だが、セシリアと同じで話してみると、内面は自分達と変わらない同年代の普通の人間だと思うようになった。今までは少し人を見下した感じがあったが、国内最大の筆頭公爵家を継ぐプレッシャーも、家の風潮もあったのだろうと思えた。それは私たちの様な、ものの数に入らない伯爵家では分からない苦悩があったのだろうと。セシリアと話している時のローレンはその仮面が剥がれる、彼を知るようになってその違いが分かるようになった。今も仮面を被って侮られないように、食われないように必死に戦っているのが分かった。だからセシリアは孤独にならないようにローレンの側にいてあげるのだなと理解した。私も友人が頑張っているのだから側にいるとか応援ぐらいはしたいと思った。
それにしても意外だったのはローレンだ、あんなに警戒して硬い殻を被っている感じなのに、セシリアに全幅の信頼を寄せていて、私のことも最初見た時は訝しんでいた癖に、セシリアが『友人のケイティアよ』と紹介すると途端に警戒を解いた、そして私に対しても友人として扱うようになった。

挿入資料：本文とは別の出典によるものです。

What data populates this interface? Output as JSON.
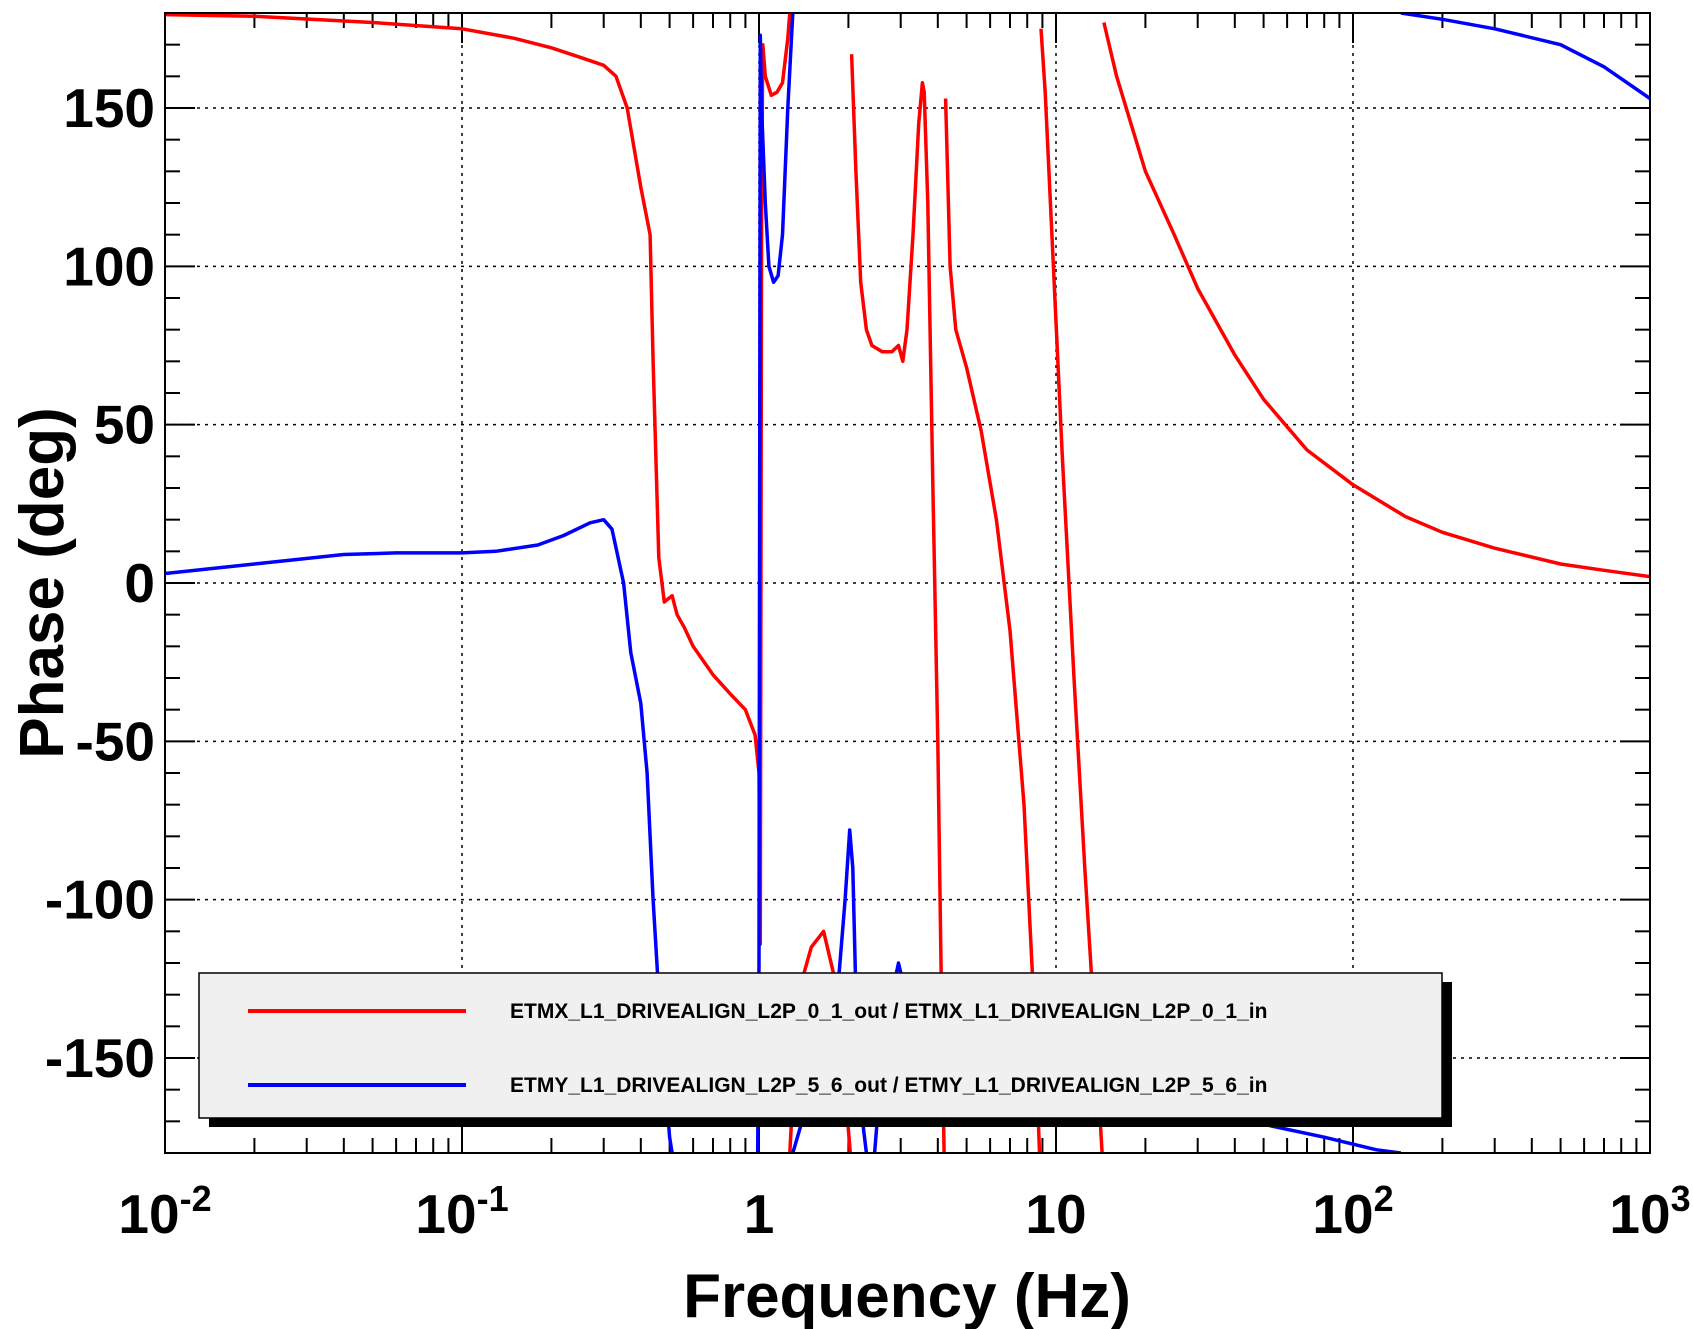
{
  "chart_data": {
    "type": "line",
    "xlabel": "Frequency (Hz)",
    "ylabel": "Phase (deg)",
    "xscale": "log",
    "xlim": [
      0.01,
      1000
    ],
    "ylim": [
      -180,
      180
    ],
    "grid": true,
    "legend_position": "bottom-center",
    "y_ticks": [
      {
        "value": 150,
        "label": "150"
      },
      {
        "value": 100,
        "label": "100"
      },
      {
        "value": 50,
        "label": "50"
      },
      {
        "value": 0,
        "label": "0"
      },
      {
        "value": -50,
        "label": "-50"
      },
      {
        "value": -100,
        "label": "-100"
      },
      {
        "value": -150,
        "label": "-150"
      }
    ],
    "x_ticks": [
      {
        "value": 0.01,
        "base": "10",
        "exp": "-2"
      },
      {
        "value": 0.1,
        "base": "10",
        "exp": "-1"
      },
      {
        "value": 1,
        "base": "1",
        "exp": ""
      },
      {
        "value": 10,
        "base": "10",
        "exp": ""
      },
      {
        "value": 100,
        "base": "10",
        "exp": "2"
      },
      {
        "value": 1000,
        "base": "10",
        "exp": "3"
      }
    ],
    "series": [
      {
        "name": "ETMX_L1_DRIVEALIGN_L2P_0_1_out / ETMX_L1_DRIVEALIGN_L2P_0_1_in",
        "color": "#ff0000",
        "points": [
          [
            0.01,
            179.5
          ],
          [
            0.02,
            179
          ],
          [
            0.05,
            177
          ],
          [
            0.1,
            175
          ],
          [
            0.15,
            172
          ],
          [
            0.2,
            169
          ],
          [
            0.25,
            166
          ],
          [
            0.3,
            163.5
          ],
          [
            0.33,
            160
          ],
          [
            0.36,
            150
          ],
          [
            0.4,
            125
          ],
          [
            0.43,
            110
          ],
          [
            0.44,
            70
          ],
          [
            0.46,
            8
          ],
          [
            0.48,
            -6
          ],
          [
            0.51,
            -4
          ],
          [
            0.53,
            -10
          ],
          [
            0.56,
            -14
          ],
          [
            0.6,
            -20
          ],
          [
            0.7,
            -29
          ],
          [
            0.8,
            -35
          ],
          [
            0.9,
            -40
          ],
          [
            0.97,
            -48
          ],
          [
            1.0,
            -60
          ],
          [
            1.01,
            -114
          ],
          [
            1.02,
            120
          ],
          [
            1.03,
            170
          ],
          [
            1.05,
            160
          ],
          [
            1.1,
            154
          ],
          [
            1.15,
            155
          ],
          [
            1.2,
            158
          ],
          [
            1.25,
            172
          ],
          [
            1.27,
            180
          ]
        ]
      },
      {
        "name": "",
        "color": "#ff0000",
        "points": [
          [
            1.27,
            -180
          ],
          [
            1.32,
            -150
          ],
          [
            1.4,
            -125
          ],
          [
            1.5,
            -115
          ],
          [
            1.65,
            -110
          ],
          [
            1.8,
            -125
          ],
          [
            1.95,
            -160
          ],
          [
            2.03,
            -180
          ]
        ]
      },
      {
        "name": "",
        "color": "#ff0000",
        "points": [
          [
            2.05,
            167
          ],
          [
            2.12,
            130
          ],
          [
            2.2,
            95
          ],
          [
            2.3,
            80
          ],
          [
            2.4,
            75
          ],
          [
            2.6,
            73
          ],
          [
            2.8,
            73
          ],
          [
            2.95,
            75
          ],
          [
            3.05,
            70
          ],
          [
            3.15,
            80
          ],
          [
            3.3,
            110
          ],
          [
            3.45,
            145
          ],
          [
            3.55,
            158
          ],
          [
            3.6,
            155
          ],
          [
            3.7,
            120
          ],
          [
            3.85,
            30
          ],
          [
            4.0,
            -50
          ],
          [
            4.1,
            -120
          ],
          [
            4.2,
            -180
          ]
        ]
      },
      {
        "name": "",
        "color": "#ff0000",
        "points": [
          [
            4.25,
            153
          ],
          [
            4.4,
            100
          ],
          [
            4.6,
            80
          ],
          [
            5.0,
            68
          ],
          [
            5.6,
            48
          ],
          [
            6.3,
            20
          ],
          [
            7.0,
            -15
          ],
          [
            7.8,
            -70
          ],
          [
            8.5,
            -140
          ],
          [
            8.8,
            -180
          ]
        ]
      },
      {
        "name": "",
        "color": "#ff0000",
        "points": [
          [
            8.9,
            175
          ],
          [
            9.2,
            155
          ],
          [
            9.8,
            100
          ],
          [
            10.5,
            40
          ],
          [
            11.5,
            -30
          ],
          [
            12.5,
            -90
          ],
          [
            13.5,
            -140
          ],
          [
            14.3,
            -180
          ]
        ]
      },
      {
        "name": "",
        "color": "#ff0000",
        "points": [
          [
            14.5,
            177
          ],
          [
            16,
            160
          ],
          [
            20,
            130
          ],
          [
            25,
            110
          ],
          [
            30,
            93
          ],
          [
            40,
            72
          ],
          [
            50,
            58
          ],
          [
            70,
            42
          ],
          [
            100,
            31
          ],
          [
            150,
            21
          ],
          [
            200,
            16
          ],
          [
            300,
            11
          ],
          [
            500,
            6
          ],
          [
            700,
            4
          ],
          [
            1000,
            2
          ]
        ]
      },
      {
        "name": "ETMY_L1_DRIVEALIGN_L2P_5_6_out / ETMY_L1_DRIVEALIGN_L2P_5_6_in",
        "color": "#0000ff",
        "points": [
          [
            0.01,
            3
          ],
          [
            0.02,
            6
          ],
          [
            0.04,
            9
          ],
          [
            0.06,
            9.5
          ],
          [
            0.1,
            9.5
          ],
          [
            0.13,
            10
          ],
          [
            0.18,
            12
          ],
          [
            0.22,
            15
          ],
          [
            0.27,
            19
          ],
          [
            0.3,
            20
          ],
          [
            0.32,
            17
          ],
          [
            0.35,
            0
          ],
          [
            0.37,
            -22
          ],
          [
            0.4,
            -38
          ],
          [
            0.42,
            -60
          ],
          [
            0.44,
            -100
          ],
          [
            0.46,
            -130
          ],
          [
            0.5,
            -175
          ],
          [
            0.51,
            -180
          ]
        ]
      },
      {
        "name": "",
        "color": "#0000ff",
        "points": [
          [
            0.99,
            -180
          ],
          [
            1.0,
            -120
          ],
          [
            1.01,
            173
          ],
          [
            1.02,
            150
          ],
          [
            1.05,
            120
          ],
          [
            1.08,
            100
          ],
          [
            1.12,
            95
          ],
          [
            1.16,
            97
          ],
          [
            1.2,
            110
          ],
          [
            1.25,
            150
          ],
          [
            1.3,
            180
          ]
        ]
      },
      {
        "name": "",
        "color": "#0000ff",
        "points": [
          [
            1.3,
            -180
          ],
          [
            1.5,
            -160
          ],
          [
            1.8,
            -140
          ],
          [
            1.95,
            -100
          ],
          [
            2.02,
            -78
          ],
          [
            2.07,
            -90
          ],
          [
            2.12,
            -130
          ],
          [
            2.2,
            -165
          ],
          [
            2.3,
            -180
          ]
        ]
      },
      {
        "name": "",
        "color": "#0000ff",
        "points": [
          [
            2.45,
            -180
          ],
          [
            2.6,
            -150
          ],
          [
            2.8,
            -130
          ],
          [
            2.95,
            -120
          ],
          [
            3.0,
            -123
          ],
          [
            3.2,
            -132
          ],
          [
            4,
            -140
          ],
          [
            6,
            -148
          ],
          [
            10,
            -155
          ],
          [
            20,
            -162
          ],
          [
            40,
            -169
          ],
          [
            80,
            -175
          ],
          [
            120,
            -179
          ],
          [
            145,
            -180
          ]
        ]
      },
      {
        "name": "",
        "color": "#0000ff",
        "points": [
          [
            145,
            180
          ],
          [
            200,
            178
          ],
          [
            300,
            175
          ],
          [
            500,
            170
          ],
          [
            700,
            163
          ],
          [
            1000,
            153
          ]
        ]
      }
    ]
  },
  "legend": {
    "entries": [
      {
        "label": "ETMX_L1_DRIVEALIGN_L2P_0_1_out / ETMX_L1_DRIVEALIGN_L2P_0_1_in",
        "color": "#ff0000"
      },
      {
        "label": "ETMY_L1_DRIVEALIGN_L2P_5_6_out / ETMY_L1_DRIVEALIGN_L2P_5_6_in",
        "color": "#0000ff"
      }
    ]
  }
}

恐らくローレンにとってセシリアは特別な存在なのだろうと思った。
それから少しして何と私の縁談が纏まった。
相手はグラシオス・バーナー侯爵令息で現在の宰相閣下のご令息様!!
身分違い甚だしい! 天変地異の前触れか!? だって未来の宰相様だぞ!
……それにしても、グラシオス様は…セシリアに気がありましたよねぇ〜。気づいてましたよ?
あの堅物 グラシオス様が女性を追いかけ回すなんて珍しいので噂になっていまスたよ?
ま、まさか! セシリアの友人だから選ばれた!?
なんて疑っていたけど、顔合わせし、ちゃんと話をしたグラシオス様は案外ちゃんと私の事を見てくれていた。その上 正直だった。

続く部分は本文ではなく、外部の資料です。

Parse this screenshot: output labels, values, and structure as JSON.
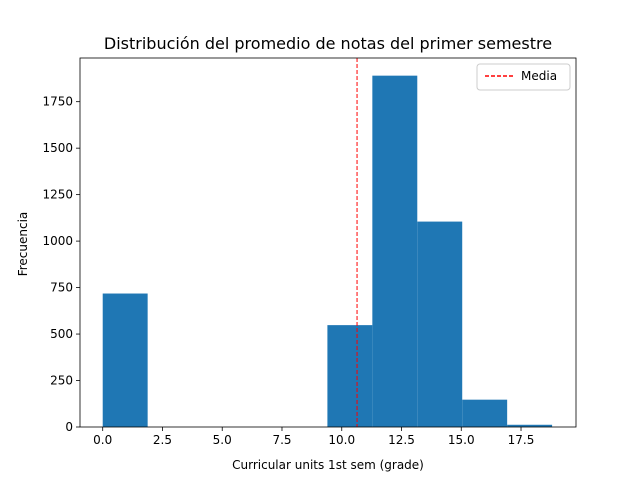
{
  "chart_data": {
    "type": "bar",
    "subtype": "histogram",
    "title": "Distribución del promedio de notas del primer semestre",
    "xlabel": "Curricular units 1st sem (grade)",
    "ylabel": "Frecuencia",
    "xlim": [
      -0.95,
      19.8
    ],
    "ylim": [
      0,
      1985
    ],
    "x_ticks": [
      0,
      2.5,
      5,
      7.5,
      10,
      12.5,
      15,
      17.5
    ],
    "x_tick_labels": [
      "0.0",
      "2.5",
      "5.0",
      "7.5",
      "10.0",
      "12.5",
      "15.0",
      "17.5"
    ],
    "y_ticks": [
      0,
      250,
      500,
      750,
      1000,
      1250,
      1500,
      1750
    ],
    "y_tick_labels": [
      "0",
      "250",
      "500",
      "750",
      "1000",
      "1250",
      "1500",
      "1750"
    ],
    "bins": [
      {
        "x0": 0.0,
        "x1": 1.88,
        "count": 718
      },
      {
        "x0": 1.88,
        "x1": 3.76,
        "count": 0
      },
      {
        "x0": 3.76,
        "x1": 5.64,
        "count": 0
      },
      {
        "x0": 5.64,
        "x1": 7.52,
        "count": 0
      },
      {
        "x0": 7.52,
        "x1": 9.4,
        "count": 0
      },
      {
        "x0": 9.4,
        "x1": 11.28,
        "count": 548
      },
      {
        "x0": 11.28,
        "x1": 13.16,
        "count": 1890
      },
      {
        "x0": 13.16,
        "x1": 15.04,
        "count": 1105
      },
      {
        "x0": 15.04,
        "x1": 16.92,
        "count": 147
      },
      {
        "x0": 16.92,
        "x1": 18.8,
        "count": 12
      }
    ],
    "bar_color": "#1f77b4",
    "mean_line": {
      "label": "Media",
      "x": 10.64,
      "color": "#ff0000",
      "style": "dashed"
    },
    "legend": {
      "placement": "top-right",
      "entries": [
        "Media"
      ]
    },
    "grid": false
  }
}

私を選んだのは、権力や金や見栄ばかりを気にする中身の無い、煌びやかな人間は苦手だと。セシリアに目が行ったのも、国立図書館で令嬢らしからぬ本を読んでいることが気になったからだと。自分は結婚相手に知性を求める、同じ趣味、同じ本を好きでなくとも良い、でもその本が好きだと言う私に、何故自分は好きではないかを話すことが出来る女性と人生を歩みたいと思っている。そして私は相手が興味あることに耳を傾けたい、何故それに興味を持ったのか、何故それが面白いと感じるのか話をしたい。

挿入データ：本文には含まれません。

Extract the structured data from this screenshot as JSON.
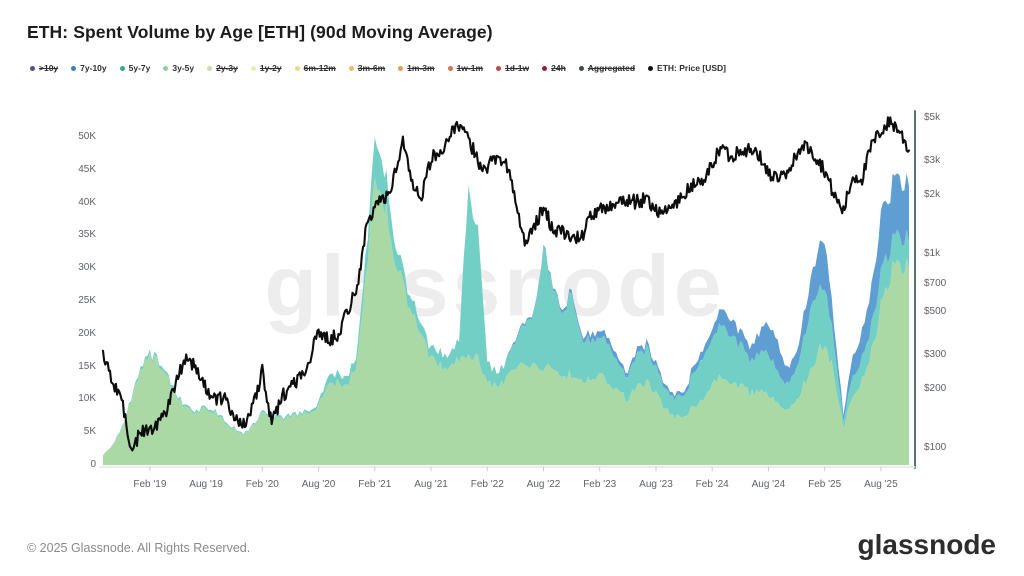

上辺だけの『素敵ですね、流石に天才と称されるだけあって難しい事を常に考えてらっしゃる』などの言葉はいらない、私は相手に私について興味を持って欲しいし、相手のことも知りたいと思っています。だから、知性のある方を妻にと望みます。
貴女が図書室でいつも読んでいるのは『昆虫』と『気候』と『魔法陣』に関連ある事ですね? 宜しければどうしてそれらに興味を持ったのか教えて貰えませんか?と言われたのだ。
案外私は、以前からこの秀才にロックオンされていたらしい。
「勿論です。長くなると思うのでお茶でも飲みながら如何ですか?」
こうして始まった関係。
考えてみれば、これもセシリアが繋いでくれた縁だと言えるだろう。
今年もサンフォニウムの季節がやってくる。今年は楽しくなりそうだ。
ブルームは王宮でウィンザード魔術師団長立ち会いの元、医官の診察を受けていた。
その結果にその場にいた者は驚愕し、言葉を失い、アシュレイ王太子殿下に報告された。
だがどうしても信じ難くもう一度検査をさせた、結果は変わらず、その内容を共有する者たち立会の元で書類は作成され、正式に提出された。その場にいた者たちは唇を噛み締め、秘密を共有することにした。
後日、正式にブルーム・ブライトの婚姻は王家預かりとなり、アシュレイ王太子殿下の許可なくば出来ないこととなった。